Decided to order a new megasquirt today. Not that I need a new MS, but I just like building them . I’m replacing the MS2Extra with a MS3 + MS3X. Plan is to try and make a PnP version like my other MS. Don’t know if the case is large enough though. If it’s anything like my previous orders, it’ll take less than a week to get to Belgium and 2 weeks to get through customs .
DIYAutoTune.com
------------------------------------------------------
Order Number: 45180
Detailed Invoice: https://www.diyautotune.com/catalog/account_history_info.php?order_id=45180
Date Ordered: Monday 19 September, 2011
Products
——————————————————
1 x MegaSquirt-III w/PCB V3.0 – UnAssembled Kit (MS330-K) = $365.00
1 x MegaSquirt-III MS3X Expansion Card (MS3Xpander) = $90.00
——————————————————
Sub-Total: $455.00
United States Postal Service (1 x 2.63lbs) (Express Mail International (3 – 5 business days)): $44.25
Total: $499.25
I did some modifications to the intercooler.
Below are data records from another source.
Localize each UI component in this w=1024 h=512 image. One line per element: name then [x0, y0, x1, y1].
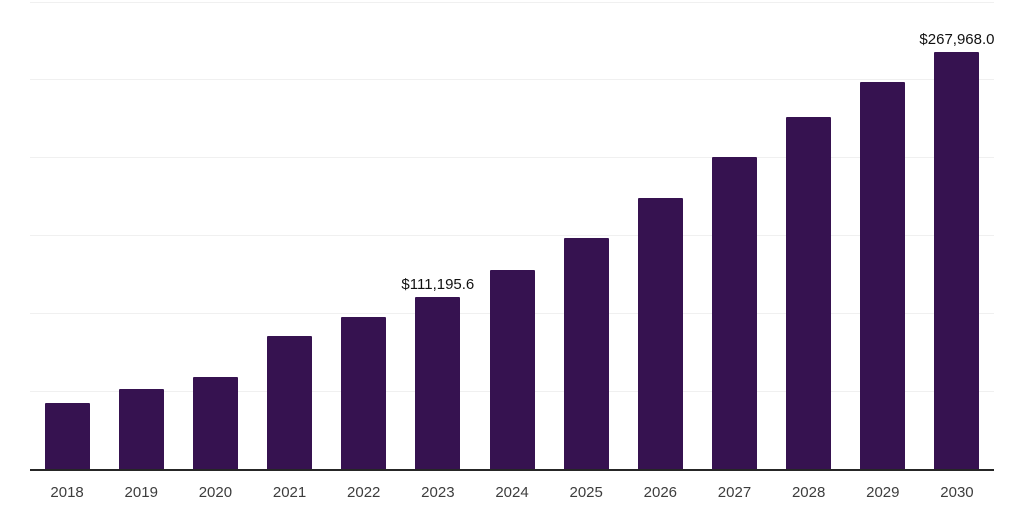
bar-column-2023: $111,195.6	[401, 2, 475, 470]
bar	[786, 117, 832, 470]
bar-column-2027	[697, 2, 771, 470]
bar-column-2028	[772, 2, 846, 470]
x-axis-tick-label: 2026	[643, 484, 678, 501]
bar-value-label: $267,968.0	[919, 31, 995, 48]
bars-row: $111,195.6 $267,968.0	[30, 2, 995, 470]
bar-column-2024	[475, 2, 549, 470]
bar-column-2022	[327, 2, 401, 470]
x-axis-tick-label: 2018	[50, 484, 84, 501]
gridline	[30, 157, 994, 158]
plot-area: $111,195.6 $267,968.0	[30, 2, 995, 470]
bar-column-2020	[178, 2, 252, 470]
bar	[934, 52, 980, 470]
bar	[192, 376, 238, 470]
gridline	[30, 235, 994, 236]
x-axis-tick-label: 2021	[272, 484, 307, 501]
x-axis-tick-label: 2028	[791, 484, 826, 501]
bar-value-label: $111,195.6	[401, 275, 475, 293]
bar	[637, 197, 683, 470]
x-axis-tick-label: 2027	[717, 484, 752, 501]
gridline	[30, 2, 994, 3]
bar-column-2030: $267,968.0	[919, 2, 995, 470]
bar	[563, 238, 609, 470]
bar	[489, 270, 535, 470]
x-axis-line	[30, 469, 994, 471]
x-axis-tick-label: 2025	[569, 484, 603, 501]
x-axis: 2018 2019 2020 2021 2022 2023 2024 2025 2026 2027…	[30, 484, 994, 502]
bar-column-2019	[104, 2, 178, 470]
bar	[860, 82, 906, 470]
bar	[267, 336, 313, 470]
bar-column-2026	[623, 2, 697, 470]
bar-column-2029	[846, 2, 920, 470]
x-axis-tick-label: 2023	[421, 484, 455, 501]
bar-column-2018	[30, 2, 104, 470]
bar	[118, 389, 164, 470]
x-axis-tick-label: 2020	[198, 484, 233, 501]
x-axis-tick-label: 2024	[495, 484, 529, 501]
x-axis-tick-label: 2022	[347, 484, 381, 501]
bar-column-2025	[549, 2, 623, 470]
bar	[341, 317, 387, 470]
x-axis-tick-label: 2019	[124, 484, 158, 501]
x-axis-tick-label: 2029	[866, 484, 900, 501]
bar	[44, 402, 90, 470]
bar-column-2021	[252, 2, 326, 470]
x-axis-tick-label: 2030	[940, 484, 974, 501]
gridline	[30, 79, 994, 80]
bar	[415, 296, 461, 470]
bar	[711, 157, 757, 470]
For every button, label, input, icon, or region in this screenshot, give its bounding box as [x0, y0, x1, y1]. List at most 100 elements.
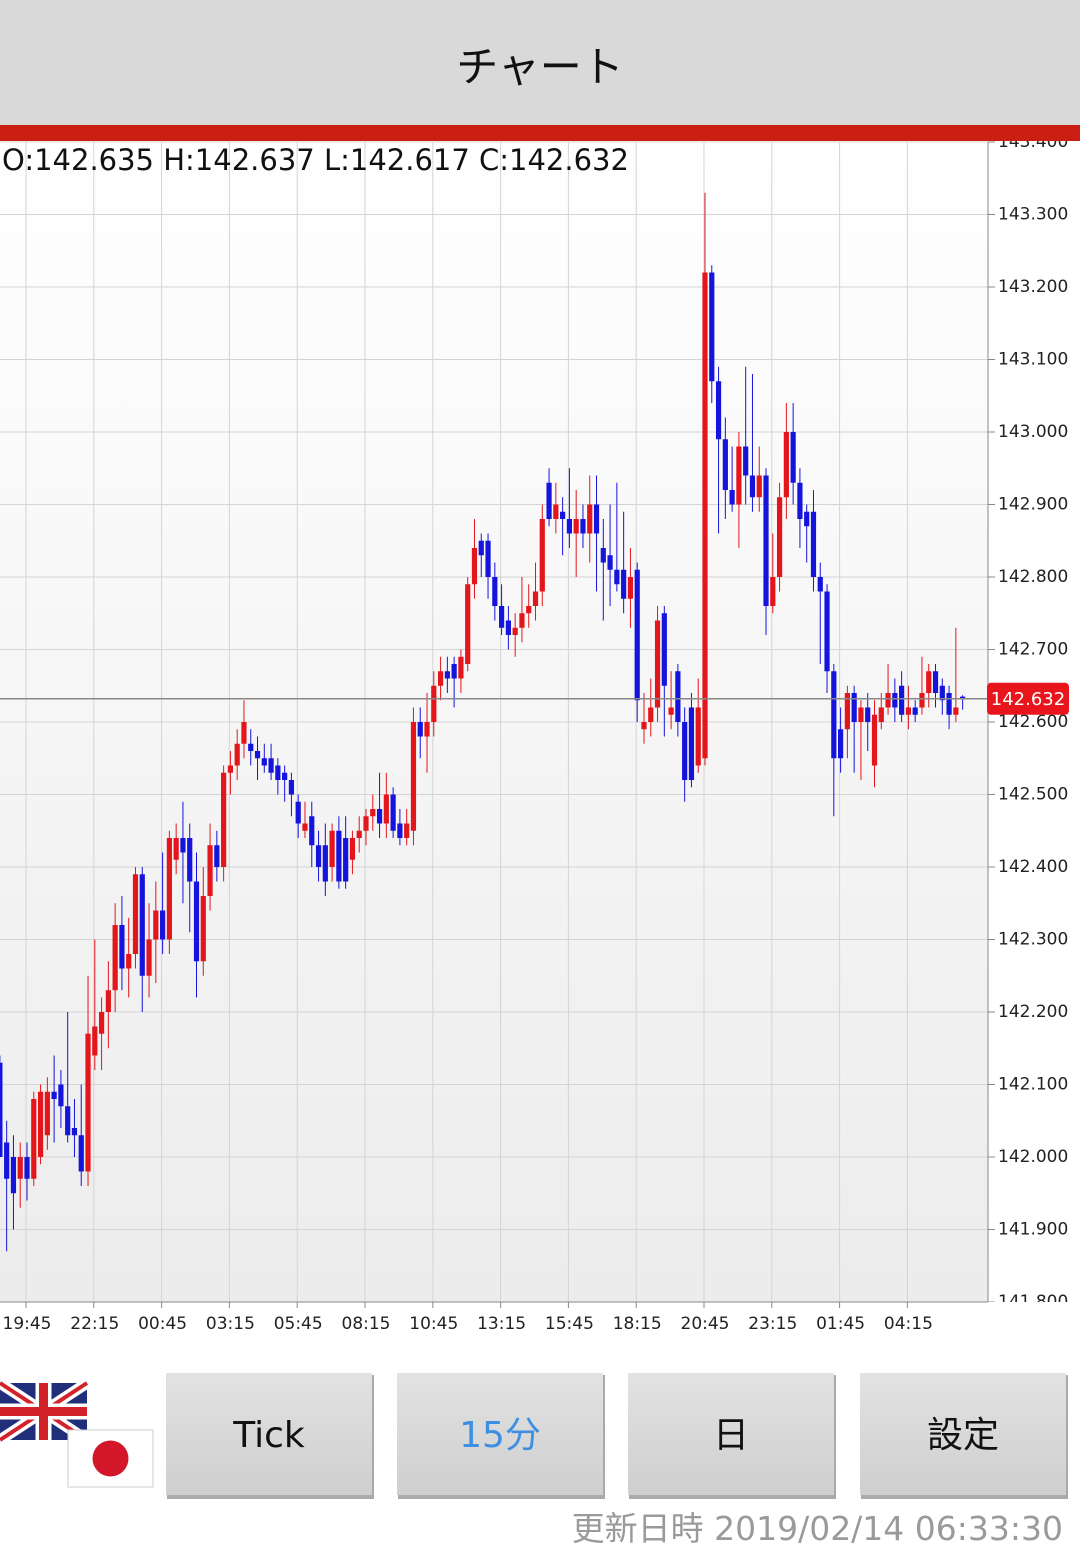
jp-flag[interactable]: [67, 1429, 154, 1488]
button[interactable]: [166, 1373, 372, 1495]
candle-body: [356, 830, 362, 838]
x-tick-label: 10:45: [409, 1314, 458, 1334]
candle-body: [892, 693, 898, 708]
candle-body: [187, 838, 193, 882]
flag-cross-red: [0, 1383, 87, 1440]
candle-body: [139, 874, 145, 976]
y-tick-label: 143.300: [998, 205, 1068, 225]
candle-body: [743, 446, 749, 476]
candle-body: [905, 707, 911, 715]
candle-body: [939, 685, 945, 701]
candle-body: [824, 591, 830, 672]
candle-body: [688, 707, 695, 780]
y-tick-label: 142.400: [998, 857, 1068, 877]
candle-body: [85, 1033, 91, 1172]
candle-body: [207, 845, 213, 896]
candle-body: [343, 838, 349, 882]
candle-body: [838, 729, 844, 759]
candle-body: [465, 584, 471, 664]
x-tick-label: 08:15: [342, 1314, 391, 1334]
candle-body: [593, 504, 600, 534]
candle-body: [471, 548, 478, 585]
last-price-badge: [987, 682, 1069, 715]
candle-body: [729, 490, 735, 505]
candle-body: [499, 606, 505, 628]
flag-disc: [92, 1440, 129, 1477]
candle-body: [146, 939, 152, 976]
candle-body: [783, 432, 789, 498]
y-tick-label: 141.900: [998, 1220, 1068, 1240]
candle-body: [539, 519, 545, 592]
candle-body: [566, 519, 572, 534]
candle-body: [702, 272, 708, 759]
candle-body: [193, 881, 200, 962]
button-label: Tick: [232, 1415, 305, 1456]
candle-body: [288, 780, 295, 795]
candle-body: [532, 591, 539, 606]
candle-body: [661, 613, 667, 686]
candle-body: [10, 1157, 17, 1194]
button-label: 日: [713, 1415, 749, 1456]
candle-body: [166, 838, 172, 940]
candle-body: [804, 511, 810, 527]
x-tick-label: 13:15: [477, 1314, 526, 1334]
candle-body: [275, 765, 281, 780]
candle-body: [98, 1012, 105, 1034]
last-price-label: 142.632: [991, 689, 1065, 710]
y-tick-label: 142.200: [998, 1002, 1068, 1022]
candle-body: [444, 671, 450, 679]
candle-body: [960, 696, 966, 699]
candle-body: [0, 1062, 3, 1157]
candle-body: [363, 816, 369, 831]
accent-bar: [0, 125, 1080, 141]
button[interactable]: [397, 1373, 603, 1495]
candle-body: [451, 664, 457, 679]
y-tick-label: 143.200: [998, 277, 1068, 297]
candle-body: [492, 577, 498, 606]
candle-body: [600, 548, 606, 563]
y-tick-label: 142.600: [998, 712, 1068, 732]
candle-body: [695, 707, 701, 766]
x-tick-label: 23:15: [748, 1314, 797, 1334]
candle-body: [92, 1026, 98, 1056]
candle-body: [180, 838, 186, 853]
candle-body: [885, 693, 891, 708]
candle-body: [654, 620, 661, 708]
candle-body: [295, 801, 301, 824]
candle-body: [254, 751, 261, 759]
ohlc-label: O:142.635 H:142.637 L:142.617 C:142.632: [2, 143, 629, 177]
candle-body: [78, 1135, 84, 1172]
button[interactable]: [860, 1373, 1066, 1495]
candle-body: [770, 577, 776, 606]
y-tick-label: 143.100: [998, 350, 1068, 370]
candle-body: [763, 475, 769, 606]
button[interactable]: [628, 1373, 834, 1495]
candle-body: [648, 707, 654, 722]
candle-body: [912, 707, 918, 715]
candle-body: [709, 272, 715, 382]
candle-body: [329, 830, 335, 867]
candle-body: [587, 504, 593, 534]
candle-body: [682, 722, 688, 780]
candle-body: [410, 722, 417, 831]
candle-body: [790, 432, 796, 483]
candle-body: [553, 504, 559, 519]
candle-body: [926, 671, 932, 693]
candle-body: [119, 925, 125, 969]
candle-body: [736, 446, 742, 505]
y-tick-label: 142.500: [998, 785, 1068, 805]
candle-body: [349, 838, 356, 860]
x-tick-label: 20:45: [681, 1314, 730, 1334]
candle-body: [932, 671, 939, 693]
y-tick-label: 142.800: [998, 567, 1068, 587]
candle-body: [282, 772, 288, 780]
candle-body: [424, 722, 430, 737]
candle-body: [241, 722, 247, 744]
candle-body: [58, 1084, 64, 1107]
candle-body: [234, 743, 240, 766]
candle-body: [899, 685, 905, 715]
candle-body: [817, 577, 823, 592]
candle-body: [132, 874, 139, 954]
candle-body: [485, 540, 491, 577]
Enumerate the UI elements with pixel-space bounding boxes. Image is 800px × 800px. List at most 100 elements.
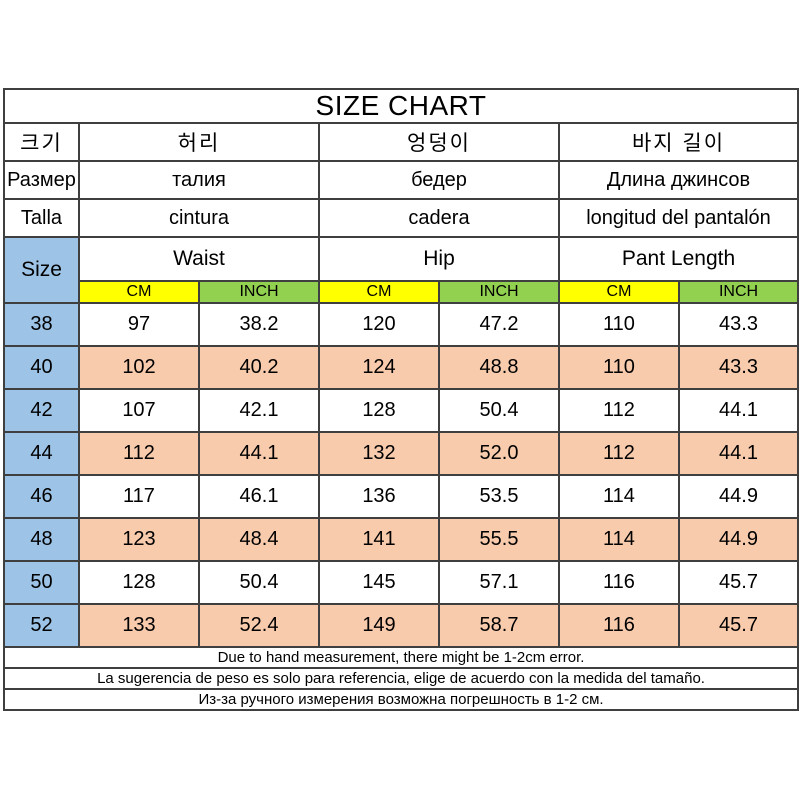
hip-cm-cell: 124 [318,345,440,390]
hip-cm-cell: 132 [318,431,440,476]
note-spanish: La sugerencia de peso es solo para refer… [2,667,800,690]
hip-inch-header: INCH [438,280,560,304]
note-russian: Из-за ручного измерения возможна погрешн… [2,688,800,711]
size-cell: 50 [3,560,80,605]
waist-inch-cell: 50.4 [198,560,320,605]
waist-cm-cell: 102 [78,345,200,390]
size-cell: 40 [3,345,80,390]
header-size-korean: 크기 [3,122,80,162]
table-row-size-38: 38 97 38.2 120 47.2 110 43.3 [3,302,800,347]
waist-inch-cell: 48.4 [198,517,320,562]
waist-cm-cell: 112 [78,431,200,476]
waist-cm-header: CM [78,280,200,304]
hip-cm-cell: 128 [318,388,440,433]
hip-cm-cell: 141 [318,517,440,562]
note-row-spanish: La sugerencia de peso es solo para refer… [2,667,800,690]
hip-inch-cell: 55.5 [438,517,560,562]
hip-cm-header: CM [318,280,440,304]
waist-cm-cell: 117 [78,474,200,519]
note-row-russian: Из-за ручного измерения возможна погрешн… [2,688,800,711]
waist-inch-cell: 46.1 [198,474,320,519]
hip-inch-cell: 58.7 [438,603,560,648]
length-cm-header: CM [558,280,680,304]
header-length-english: Pant Length [557,236,800,282]
units-row: CM INCH CM INCH CM INCH [4,280,800,304]
hip-cm-cell: 145 [318,560,440,605]
length-cm-cell: 112 [558,388,680,433]
waist-inch-cell: 52.4 [198,603,320,648]
length-cm-cell: 110 [558,302,680,347]
waist-cm-cell: 123 [78,517,200,562]
header-size-russian: Размер [3,160,80,200]
header-row-spanish: Talla cintura cadera longitud del pantal… [3,198,800,238]
page-title: SIZE CHART [2,88,800,124]
length-inch-header: INCH [677,280,800,304]
waist-inch-cell: 38.2 [198,302,320,347]
header-length-korean: 바지 길이 [557,122,800,162]
hip-cm-cell: 120 [318,302,440,347]
header-length-spanish: longitud del pantalón [557,198,800,238]
length-inch-cell: 45.7 [677,560,800,605]
length-cm-cell: 114 [558,517,680,562]
length-inch-cell: 44.1 [677,431,800,476]
header-hip-russian: бедер [318,160,560,200]
size-cell: 48 [3,517,80,562]
length-cm-cell: 114 [558,474,680,519]
waist-inch-cell: 42.1 [198,388,320,433]
note-row-english: Due to hand measurement, there might be … [2,646,800,669]
header-row-russian: Размер талия бедер Длина джинсов [3,160,800,200]
hip-inch-cell: 47.2 [438,302,560,347]
hip-inch-cell: 53.5 [438,474,560,519]
header-row-english: Size Waist Hip Pant Length [3,236,800,304]
header-size-spanish: Talla [3,198,80,238]
header-waist-spanish: cintura [78,198,320,238]
table-row-size-44: 44 112 44.1 132 52.0 112 44.1 [3,431,800,476]
hip-inch-cell: 52.0 [438,431,560,476]
header-hip-korean: 엉덩이 [318,122,560,162]
title-row: SIZE CHART [2,88,800,124]
note-english: Due to hand measurement, there might be … [2,646,800,669]
table-row-size-40: 40 102 40.2 124 48.8 110 43.3 [3,345,800,390]
length-inch-cell: 44.1 [677,388,800,433]
waist-cm-cell: 128 [78,560,200,605]
size-cell: 42 [3,388,80,433]
table-row-size-50: 50 128 50.4 145 57.1 116 45.7 [3,560,800,605]
length-inch-cell: 45.7 [677,603,800,648]
header-waist-russian: талия [78,160,320,200]
length-inch-cell: 43.3 [677,302,800,347]
length-inch-cell: 43.3 [677,345,800,390]
size-cell: 52 [3,603,80,648]
table-row-size-46: 46 117 46.1 136 53.5 114 44.9 [3,474,800,519]
table-row-size-42: 42 107 42.1 128 50.4 112 44.1 [3,388,800,433]
hip-cm-cell: 149 [318,603,440,648]
header-hip-spanish: cadera [318,198,560,238]
waist-cm-cell: 107 [78,388,200,433]
size-cell: 38 [3,302,80,347]
length-inch-cell: 44.9 [677,517,800,562]
hip-inch-cell: 57.1 [438,560,560,605]
length-cm-cell: 116 [558,560,680,605]
length-cm-cell: 110 [558,345,680,390]
size-cell: 46 [3,474,80,519]
size-cell: 44 [3,431,80,476]
header-waist-korean: 허리 [78,122,320,162]
waist-inch-cell: 40.2 [198,345,320,390]
length-inch-cell: 44.9 [677,474,800,519]
header-size-english: Size [3,236,80,304]
table-row-size-48: 48 123 48.4 141 55.5 114 44.9 [3,517,800,562]
hip-inch-cell: 50.4 [438,388,560,433]
hip-inch-cell: 48.8 [438,345,560,390]
header-row-korean: 크기 허리 엉덩이 바지 길이 [3,122,800,162]
header-length-russian: Длина джинсов [557,160,800,200]
length-cm-cell: 116 [558,603,680,648]
waist-cm-cell: 133 [78,603,200,648]
hip-cm-cell: 136 [318,474,440,519]
size-chart-table: SIZE CHART 크기 허리 엉덩이 바지 길이 Размер талия … [2,88,800,711]
waist-cm-cell: 97 [78,302,200,347]
length-cm-cell: 112 [558,431,680,476]
header-hip-english: Hip [318,236,560,282]
header-waist-english: Waist [78,236,320,282]
waist-inch-cell: 44.1 [198,431,320,476]
table-row-size-52: 52 133 52.4 149 58.7 116 45.7 [3,603,800,648]
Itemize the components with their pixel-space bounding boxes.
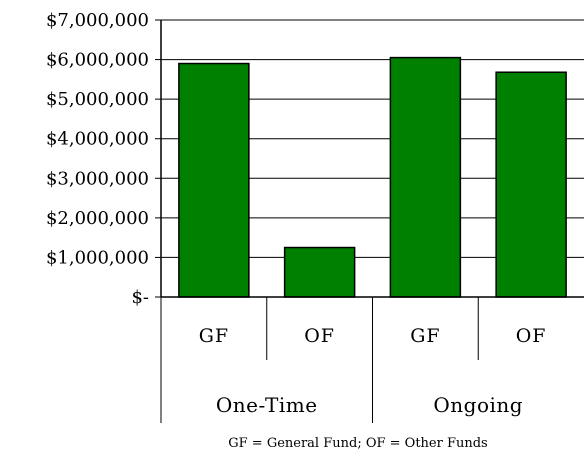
category-label: GF (410, 325, 440, 347)
y-tick-label: $2,000,000 (46, 208, 149, 229)
bar (389, 56, 462, 298)
y-axis-tick-labels: $- $1,000,000 $2,000,000 $3,000,000 $4,000,0… (46, 10, 149, 308)
footnote: GF = General Fund; OF = Other Funds (228, 436, 487, 451)
y-tick-label: $7,000,000 (46, 10, 149, 31)
y-tick-label: $3,000,000 (46, 168, 149, 189)
category-label: OF (304, 325, 335, 347)
x-axis-group-labels: One-Time Ongoing (216, 393, 523, 417)
group-label: One-Time (216, 393, 318, 417)
axes (155, 19, 584, 423)
y-tick-label: $4,000,000 (46, 129, 149, 150)
y-tick-label: $1,000,000 (46, 247, 149, 268)
bar (283, 246, 356, 298)
y-tick-label: $- (131, 287, 149, 308)
bar (495, 71, 567, 298)
x-axis-category-labels: GF OF GF OF (199, 325, 547, 347)
y-tick-label: $5,000,000 (46, 89, 149, 110)
y-tick-label: $6,000,000 (46, 50, 149, 71)
group-label: Ongoing (433, 393, 523, 417)
category-label: GF (199, 325, 229, 347)
bars (178, 56, 567, 298)
category-label: OF (516, 325, 547, 347)
bar (178, 62, 250, 298)
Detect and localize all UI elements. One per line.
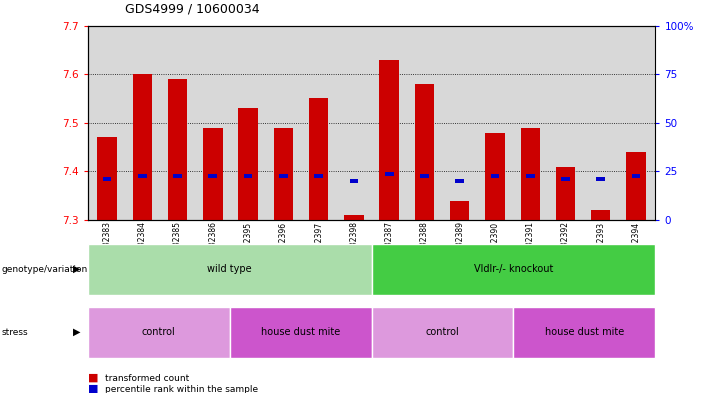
Bar bbox=[203, 128, 222, 220]
Text: ▶: ▶ bbox=[73, 327, 81, 337]
Text: house dust mite: house dust mite bbox=[261, 327, 340, 337]
Text: ▶: ▶ bbox=[73, 264, 81, 274]
Bar bbox=[561, 176, 570, 181]
Bar bbox=[556, 167, 576, 220]
Text: GDS4999 / 10600034: GDS4999 / 10600034 bbox=[125, 3, 260, 16]
Bar bbox=[420, 174, 429, 178]
Bar bbox=[168, 79, 187, 220]
Bar bbox=[415, 84, 434, 220]
Bar bbox=[273, 128, 293, 220]
Bar bbox=[244, 174, 252, 178]
Bar bbox=[238, 108, 258, 220]
Text: ■: ■ bbox=[88, 373, 98, 383]
Text: control: control bbox=[142, 327, 175, 337]
Bar bbox=[279, 174, 287, 178]
Bar bbox=[450, 200, 470, 220]
Bar bbox=[138, 174, 147, 178]
Bar bbox=[350, 179, 358, 184]
Bar bbox=[521, 128, 540, 220]
Bar bbox=[526, 174, 535, 178]
Text: genotype/variation: genotype/variation bbox=[1, 265, 88, 274]
Text: wild type: wild type bbox=[207, 264, 252, 274]
Bar bbox=[385, 172, 393, 176]
Text: ■: ■ bbox=[88, 384, 98, 393]
Bar bbox=[208, 174, 217, 178]
Text: stress: stress bbox=[1, 328, 28, 336]
Text: Vldlr-/- knockout: Vldlr-/- knockout bbox=[474, 264, 553, 274]
Bar bbox=[173, 174, 182, 178]
Text: transformed count: transformed count bbox=[105, 374, 189, 382]
Bar bbox=[309, 99, 328, 220]
Bar bbox=[591, 210, 611, 220]
Bar bbox=[314, 174, 323, 178]
Bar bbox=[485, 132, 505, 220]
Bar bbox=[632, 174, 641, 178]
Bar bbox=[491, 174, 499, 178]
Text: control: control bbox=[426, 327, 459, 337]
Bar bbox=[456, 179, 464, 184]
Bar bbox=[132, 74, 152, 220]
Bar bbox=[597, 176, 605, 181]
Text: percentile rank within the sample: percentile rank within the sample bbox=[105, 385, 258, 393]
Text: house dust mite: house dust mite bbox=[545, 327, 624, 337]
Bar bbox=[344, 215, 364, 220]
Bar bbox=[626, 152, 646, 220]
Bar bbox=[102, 176, 111, 181]
Bar bbox=[379, 60, 399, 220]
Bar bbox=[97, 138, 117, 220]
The car had a tendency to always run between 94-96°C while cruising. These are quite normal temperatures, but I didn’t like it because that’s the point where the fan turns on, so they were on quite a bit.
I had a shroud welded on the intercooler. Added a door rubber from the donor around the edges so that it presses right up against the inside of the nose. Not difficult to do, just time consuming to get the fit right. Must have put the nose back on 20 times or so .
The result is spectacular. I never go over 88°C while cruising and it sometimes even drops to 85°C. Almost too cold. In stop and go traffic, temps rise to 94°C, but as soon as the fan kicks in, they immediately drop back to 88°C. Perfect!
Did some modifications to my coolant reroute because I had a hose pop off a couple of times. My old setup is made up of a couple of hard pipes connected together with hoses. Unfortunately, the pipes don’t have beads on them, so they easily pop off.
I’ve replaced everthing with a single long hose, straight from the back of the engine to the radiator. I put a T-bolt clamp on each side, to make sure it won’t pop off again.
I installed Tunerstudio on my 3 pc’s (desktop, laptop and car pc ) and I put the project in Dropbox (it’s free). Whenever I have internet access, all computers synchronise, so my project is always synced on all computers, just like that. The car pc has GPRS so it syncs while driving . It also has wireless, so even without GPRS, it syncs when I arrive at home and drive the car into the driveway . The nice thing about dropbox is that all files are also available online, so you can access your project from any PC. It even keeps track of deleted files etc. Nice stuff.